The agriculture industry is one of the oldest on the planet. In recent years, though, the industry has evolved in favor of large-scale farms that monocrop — damaging the environment, as well as our health and society. And with the increased use of chemicals, we’ve changed the makeup of the soil. In response, there’s now a movement to re-engineer how we farm.
Regenerative agriculture is about working with nature, not against it. By understanding exactly how nature works, you can get better yields, sequester carbon and grow more nutrient-rich food. Technology will play a critical role in helping us regenerate at scale, as it has the solutions for managing sustainability programs, improving machinery, improving supply chains, testing and monitoring. That’s one of the main reasons why agriculture technology or “agtech” has seen such a large amount of investment growth in the last five years.

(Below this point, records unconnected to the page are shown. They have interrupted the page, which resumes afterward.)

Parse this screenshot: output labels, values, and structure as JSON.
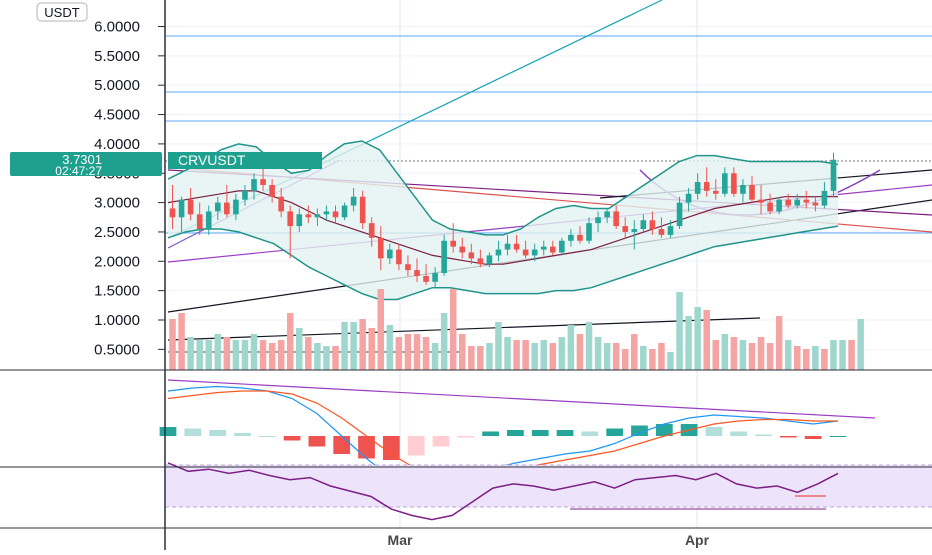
{
  "chart_data": [
    {
      "type": "candlestick",
      "symbol": "CRVUSDT",
      "currency_label": "USDT",
      "current_price": "3.7301",
      "countdown": "02:47:27",
      "x_ticks": [
        "Mar",
        "Apr"
      ],
      "y_ticks": [
        "6.0000",
        "5.5000",
        "5.0000",
        "4.5000",
        "4.0000",
        "3.5000",
        "3.0000",
        "2.5000",
        "2.0000",
        "1.5000",
        "1.0000",
        "0.5000"
      ],
      "ylim": [
        0,
        6.4
      ],
      "grid": true,
      "colors": {
        "up": "#26a69a",
        "down": "#ef5350",
        "bb_line": "#20948b",
        "bb_fill": "#e3f3f1",
        "ma": "#7b1f3d",
        "rsi": "#7e1f86",
        "rsi_band": "#ede3fa",
        "macd": "#2196f3",
        "signal": "#ff5722"
      },
      "candles": [
        {
          "o": 2.9,
          "h": 3.3,
          "l": 2.55,
          "c": 2.75
        },
        {
          "o": 2.75,
          "h": 3.1,
          "l": 2.5,
          "c": 3.05
        },
        {
          "o": 3.05,
          "h": 3.25,
          "l": 2.7,
          "c": 2.8
        },
        {
          "o": 2.8,
          "h": 3.0,
          "l": 2.45,
          "c": 2.55
        },
        {
          "o": 2.55,
          "h": 2.95,
          "l": 2.45,
          "c": 2.85
        },
        {
          "o": 2.85,
          "h": 3.1,
          "l": 2.7,
          "c": 3.0
        },
        {
          "o": 3.0,
          "h": 3.3,
          "l": 2.75,
          "c": 2.8
        },
        {
          "o": 2.8,
          "h": 3.15,
          "l": 2.7,
          "c": 3.05
        },
        {
          "o": 3.05,
          "h": 3.3,
          "l": 2.95,
          "c": 3.2
        },
        {
          "o": 3.2,
          "h": 3.5,
          "l": 3.05,
          "c": 3.4
        },
        {
          "o": 3.4,
          "h": 3.6,
          "l": 3.2,
          "c": 3.3
        },
        {
          "o": 3.3,
          "h": 3.4,
          "l": 3.0,
          "c": 3.1
        },
        {
          "o": 3.1,
          "h": 3.25,
          "l": 2.75,
          "c": 2.85
        },
        {
          "o": 2.85,
          "h": 2.95,
          "l": 2.05,
          "c": 2.6
        },
        {
          "o": 2.6,
          "h": 2.9,
          "l": 2.5,
          "c": 2.8
        },
        {
          "o": 2.8,
          "h": 2.95,
          "l": 2.65,
          "c": 2.75
        },
        {
          "o": 2.75,
          "h": 2.9,
          "l": 2.6,
          "c": 2.8
        },
        {
          "o": 2.8,
          "h": 2.95,
          "l": 2.7,
          "c": 2.85
        },
        {
          "o": 2.85,
          "h": 2.95,
          "l": 2.65,
          "c": 2.75
        },
        {
          "o": 2.75,
          "h": 3.0,
          "l": 2.7,
          "c": 2.95
        },
        {
          "o": 2.95,
          "h": 3.25,
          "l": 2.85,
          "c": 3.1
        },
        {
          "o": 3.1,
          "h": 3.2,
          "l": 2.55,
          "c": 2.65
        },
        {
          "o": 2.65,
          "h": 2.75,
          "l": 2.25,
          "c": 2.4
        },
        {
          "o": 2.4,
          "h": 2.6,
          "l": 1.85,
          "c": 2.05
        },
        {
          "o": 2.05,
          "h": 2.3,
          "l": 1.95,
          "c": 2.2
        },
        {
          "o": 2.2,
          "h": 2.3,
          "l": 1.85,
          "c": 1.95
        },
        {
          "o": 1.95,
          "h": 2.1,
          "l": 1.75,
          "c": 1.85
        },
        {
          "o": 1.85,
          "h": 2.05,
          "l": 1.65,
          "c": 1.75
        },
        {
          "o": 1.75,
          "h": 1.95,
          "l": 1.6,
          "c": 1.65
        },
        {
          "o": 1.65,
          "h": 1.9,
          "l": 1.55,
          "c": 1.8
        },
        {
          "o": 1.8,
          "h": 2.45,
          "l": 1.75,
          "c": 2.35
        },
        {
          "o": 2.35,
          "h": 2.65,
          "l": 2.15,
          "c": 2.25
        },
        {
          "o": 2.25,
          "h": 2.4,
          "l": 2.05,
          "c": 2.15
        },
        {
          "o": 2.15,
          "h": 2.3,
          "l": 1.95,
          "c": 2.05
        },
        {
          "o": 2.05,
          "h": 2.2,
          "l": 1.9,
          "c": 1.95
        },
        {
          "o": 1.95,
          "h": 2.15,
          "l": 1.9,
          "c": 2.1
        },
        {
          "o": 2.1,
          "h": 2.35,
          "l": 2.0,
          "c": 2.2
        },
        {
          "o": 2.2,
          "h": 2.45,
          "l": 2.1,
          "c": 2.3
        },
        {
          "o": 2.3,
          "h": 2.45,
          "l": 2.15,
          "c": 2.2
        },
        {
          "o": 2.2,
          "h": 2.35,
          "l": 2.05,
          "c": 2.1
        },
        {
          "o": 2.1,
          "h": 2.3,
          "l": 2.0,
          "c": 2.2
        },
        {
          "o": 2.2,
          "h": 2.35,
          "l": 2.1,
          "c": 2.25
        },
        {
          "o": 2.25,
          "h": 2.35,
          "l": 2.1,
          "c": 2.15
        },
        {
          "o": 2.15,
          "h": 2.4,
          "l": 2.1,
          "c": 2.35
        },
        {
          "o": 2.35,
          "h": 2.55,
          "l": 2.25,
          "c": 2.45
        },
        {
          "o": 2.45,
          "h": 2.6,
          "l": 2.3,
          "c": 2.35
        },
        {
          "o": 2.35,
          "h": 2.75,
          "l": 2.3,
          "c": 2.65
        },
        {
          "o": 2.65,
          "h": 2.85,
          "l": 2.5,
          "c": 2.75
        },
        {
          "o": 2.75,
          "h": 2.9,
          "l": 2.65,
          "c": 2.85
        },
        {
          "o": 2.85,
          "h": 2.95,
          "l": 2.55,
          "c": 2.6
        },
        {
          "o": 2.6,
          "h": 2.75,
          "l": 2.4,
          "c": 2.5
        },
        {
          "o": 2.5,
          "h": 2.7,
          "l": 2.2,
          "c": 2.55
        },
        {
          "o": 2.55,
          "h": 2.8,
          "l": 2.5,
          "c": 2.7
        },
        {
          "o": 2.7,
          "h": 2.85,
          "l": 2.45,
          "c": 2.55
        },
        {
          "o": 2.55,
          "h": 2.75,
          "l": 2.4,
          "c": 2.45
        },
        {
          "o": 2.45,
          "h": 2.7,
          "l": 2.4,
          "c": 2.6
        },
        {
          "o": 2.6,
          "h": 3.1,
          "l": 2.55,
          "c": 3.0
        },
        {
          "o": 3.0,
          "h": 3.25,
          "l": 2.85,
          "c": 3.15
        },
        {
          "o": 3.15,
          "h": 3.5,
          "l": 3.05,
          "c": 3.35
        },
        {
          "o": 3.35,
          "h": 3.6,
          "l": 3.1,
          "c": 3.2
        },
        {
          "o": 3.2,
          "h": 3.4,
          "l": 3.05,
          "c": 3.15
        },
        {
          "o": 3.15,
          "h": 3.6,
          "l": 3.1,
          "c": 3.5
        },
        {
          "o": 3.5,
          "h": 3.6,
          "l": 3.1,
          "c": 3.15
        },
        {
          "o": 3.15,
          "h": 3.4,
          "l": 3.0,
          "c": 3.3
        },
        {
          "o": 3.3,
          "h": 3.45,
          "l": 3.0,
          "c": 3.05
        },
        {
          "o": 3.05,
          "h": 3.3,
          "l": 2.8,
          "c": 3.0
        },
        {
          "o": 3.0,
          "h": 3.15,
          "l": 2.8,
          "c": 2.85
        },
        {
          "o": 2.85,
          "h": 3.1,
          "l": 2.8,
          "c": 3.05
        },
        {
          "o": 3.05,
          "h": 3.15,
          "l": 2.9,
          "c": 2.95
        },
        {
          "o": 2.95,
          "h": 3.15,
          "l": 2.9,
          "c": 3.05
        },
        {
          "o": 3.05,
          "h": 3.2,
          "l": 2.9,
          "c": 3.0
        },
        {
          "o": 3.0,
          "h": 3.1,
          "l": 2.85,
          "c": 2.95
        },
        {
          "o": 2.95,
          "h": 3.35,
          "l": 2.9,
          "c": 3.2
        },
        {
          "o": 3.2,
          "h": 3.85,
          "l": 3.1,
          "c": 3.73
        }
      ],
      "volume": [
        {
          "v": 0.85,
          "up": false
        },
        {
          "v": 0.95,
          "up": false
        },
        {
          "v": 0.55,
          "up": true
        },
        {
          "v": 0.5,
          "up": true
        },
        {
          "v": 0.5,
          "up": true
        },
        {
          "v": 0.6,
          "up": true
        },
        {
          "v": 0.55,
          "up": false
        },
        {
          "v": 0.5,
          "up": true
        },
        {
          "v": 0.5,
          "up": true
        },
        {
          "v": 0.6,
          "up": true
        },
        {
          "v": 0.5,
          "up": false
        },
        {
          "v": 0.45,
          "up": false
        },
        {
          "v": 0.5,
          "up": false
        },
        {
          "v": 0.95,
          "up": false
        },
        {
          "v": 0.7,
          "up": true
        },
        {
          "v": 0.55,
          "up": false
        },
        {
          "v": 0.45,
          "up": true
        },
        {
          "v": 0.4,
          "up": true
        },
        {
          "v": 0.4,
          "up": false
        },
        {
          "v": 0.8,
          "up": true
        },
        {
          "v": 0.8,
          "up": true
        },
        {
          "v": 0.85,
          "up": false
        },
        {
          "v": 0.7,
          "up": false
        },
        {
          "v": 1.35,
          "up": false
        },
        {
          "v": 0.75,
          "up": true
        },
        {
          "v": 0.55,
          "up": false
        },
        {
          "v": 0.6,
          "up": false
        },
        {
          "v": 0.6,
          "up": false
        },
        {
          "v": 0.55,
          "up": false
        },
        {
          "v": 0.45,
          "up": true
        },
        {
          "v": 0.95,
          "up": true
        },
        {
          "v": 1.35,
          "up": false
        },
        {
          "v": 0.6,
          "up": false
        },
        {
          "v": 0.4,
          "up": false
        },
        {
          "v": 0.4,
          "up": false
        },
        {
          "v": 0.45,
          "up": true
        },
        {
          "v": 0.8,
          "up": true
        },
        {
          "v": 0.55,
          "up": true
        },
        {
          "v": 0.5,
          "up": false
        },
        {
          "v": 0.5,
          "up": false
        },
        {
          "v": 0.45,
          "up": true
        },
        {
          "v": 0.5,
          "up": true
        },
        {
          "v": 0.45,
          "up": false
        },
        {
          "v": 0.55,
          "up": true
        },
        {
          "v": 0.75,
          "up": true
        },
        {
          "v": 0.6,
          "up": false
        },
        {
          "v": 0.8,
          "up": true
        },
        {
          "v": 0.55,
          "up": true
        },
        {
          "v": 0.45,
          "up": true
        },
        {
          "v": 0.45,
          "up": false
        },
        {
          "v": 0.35,
          "up": false
        },
        {
          "v": 0.6,
          "up": false
        },
        {
          "v": 0.4,
          "up": true
        },
        {
          "v": 0.35,
          "up": false
        },
        {
          "v": 0.45,
          "up": false
        },
        {
          "v": 0.3,
          "up": true
        },
        {
          "v": 1.3,
          "up": true
        },
        {
          "v": 0.9,
          "up": true
        },
        {
          "v": 1.05,
          "up": true
        },
        {
          "v": 1.0,
          "up": false
        },
        {
          "v": 0.5,
          "up": false
        },
        {
          "v": 0.6,
          "up": true
        },
        {
          "v": 0.55,
          "up": false
        },
        {
          "v": 0.5,
          "up": true
        },
        {
          "v": 0.45,
          "up": false
        },
        {
          "v": 0.55,
          "up": false
        },
        {
          "v": 0.45,
          "up": false
        },
        {
          "v": 0.9,
          "up": false
        },
        {
          "v": 0.5,
          "up": true
        },
        {
          "v": 0.4,
          "up": false
        },
        {
          "v": 0.35,
          "up": false
        },
        {
          "v": 0.4,
          "up": true
        },
        {
          "v": 0.35,
          "up": false
        },
        {
          "v": 0.5,
          "up": true
        },
        {
          "v": 0.5,
          "up": true
        },
        {
          "v": 0.5,
          "up": false
        },
        {
          "v": 0.85,
          "up": true
        }
      ],
      "bollinger": {
        "basis": [
          3.0,
          3.05,
          3.1,
          3.15,
          3.2,
          3.2,
          3.1,
          3.0,
          2.85,
          2.7,
          2.6,
          2.5,
          2.4,
          2.3,
          2.2,
          2.1,
          2.05,
          2.0,
          1.95,
          1.95,
          2.0,
          2.05,
          2.1,
          2.15,
          2.2,
          2.3,
          2.4,
          2.5,
          2.6,
          2.7,
          2.8,
          2.9,
          2.95,
          3.0,
          3.05,
          3.1,
          3.1,
          3.1,
          3.1
        ],
        "upper": [
          3.4,
          3.55,
          3.7,
          3.9,
          4.0,
          3.95,
          3.7,
          3.5,
          3.55,
          3.8,
          4.0,
          4.05,
          3.9,
          3.5,
          3.1,
          2.7,
          2.55,
          2.5,
          2.45,
          2.45,
          2.55,
          2.75,
          2.9,
          2.95,
          2.9,
          2.9,
          3.1,
          3.3,
          3.5,
          3.7,
          3.8,
          3.8,
          3.75,
          3.7,
          3.7,
          3.7,
          3.7,
          3.7,
          3.65
        ],
        "lower": [
          2.4,
          2.5,
          2.55,
          2.55,
          2.5,
          2.4,
          2.3,
          2.1,
          1.9,
          1.75,
          1.6,
          1.45,
          1.35,
          1.35,
          1.45,
          1.55,
          1.55,
          1.5,
          1.45,
          1.45,
          1.45,
          1.45,
          1.5,
          1.5,
          1.55,
          1.65,
          1.75,
          1.85,
          1.95,
          2.05,
          2.15,
          2.25,
          2.3,
          2.35,
          2.4,
          2.45,
          2.5,
          2.55,
          2.6
        ]
      },
      "macd": {
        "macd": [
          0.3,
          0.32,
          0.33,
          0.32,
          0.3,
          0.25,
          0.15,
          0.0,
          -0.15,
          -0.28,
          -0.35,
          -0.33,
          -0.28,
          -0.22,
          -0.18,
          -0.15,
          -0.12,
          -0.1,
          -0.05,
          0.02,
          0.08,
          0.12,
          0.14,
          0.13,
          0.12,
          0.1,
          0.08,
          0.1
        ],
        "signal": [
          0.25,
          0.27,
          0.29,
          0.3,
          0.3,
          0.28,
          0.22,
          0.12,
          0.0,
          -0.12,
          -0.22,
          -0.26,
          -0.27,
          -0.25,
          -0.22,
          -0.19,
          -0.16,
          -0.13,
          -0.1,
          -0.05,
          0.0,
          0.04,
          0.08,
          0.1,
          0.11,
          0.11,
          0.1,
          0.1
        ],
        "hist": [
          0.06,
          0.05,
          0.04,
          0.02,
          0.0,
          -0.03,
          -0.07,
          -0.12,
          -0.15,
          -0.16,
          -0.13,
          -0.07,
          -0.01,
          0.03,
          0.04,
          0.04,
          0.04,
          0.03,
          0.05,
          0.07,
          0.08,
          0.08,
          0.06,
          0.03,
          0.01,
          -0.01,
          -0.02,
          0.0
        ]
      },
      "rsi": [
        72,
        64,
        66,
        62,
        65,
        60,
        56,
        58,
        50,
        45,
        40,
        28,
        22,
        18,
        22,
        35,
        48,
        52,
        50,
        46,
        50,
        54,
        48,
        56,
        58,
        60,
        56,
        62,
        52,
        48,
        50,
        44,
        52,
        62
      ]
    }
  ]
}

To dig into the world of agtech and regenerative agriculture, we invited Lew Moorman, Co-Founder of Scaleworks and Soilworks Natural Capital, and Sarah Nolet, Founder & CEO of AgThentic and host of the AgTech..so what? podcast, on to Cloud Talk.
Tune in to hear about the following:
- What is regenerative agriculture?
- How technology is making a difference in agriculture
- Understanding incentives and industry complexity
- Psychological challenges for technology adoption, such as traditional mindsets
- Physical challenges for technology adoption, such connectivity in rural areas
- Data and the democratization of testing
Lew Moorman explains why we need to go back to basics with farming. “We have basically spoiled our soil. The nutrient density of our food is extraordinarily low. And we’ve got metabolic disease like crazy because of the kinds of calories we’re consuming. What we need to do is go back to the first principles and figure out how do we work with nature to grow things in a way that we can take from it and give back all at the same time.”
Sarah Nolet explains why technology adoption is slow in the agriculture industry. “Until we really understand the psychology of how decisions are being made by farmers, it’s tough to build solutions. Even if they have the best data and the best automation, we haven’t understood how those decisions are being made and what factors — whether technical, human or economic — are being considered. I think that’s been a big limitation from tech developers on the outside who are saying, look, the data shows this and the ROI shows this. They haven’t understood the psychology. So there’s still more work to be done there.”
Sarah Nolet goes on to discuss why the democratization of testing is enabling significant advances in the industry. “One of the really exciting developments is the democratization of testing. Because we can now do our own testing, that means we can register for these schemes in a much more cost-effective way, instead of having to dig holes, send them to a lab, pay tens of thousands of dollars, etc. The democratization of testing is helping in the supply chain with food safety and traceability. And pushing down the cost of sensors, increasing decision making power. It’s absolutely the beginning of how it will transform agriculture.”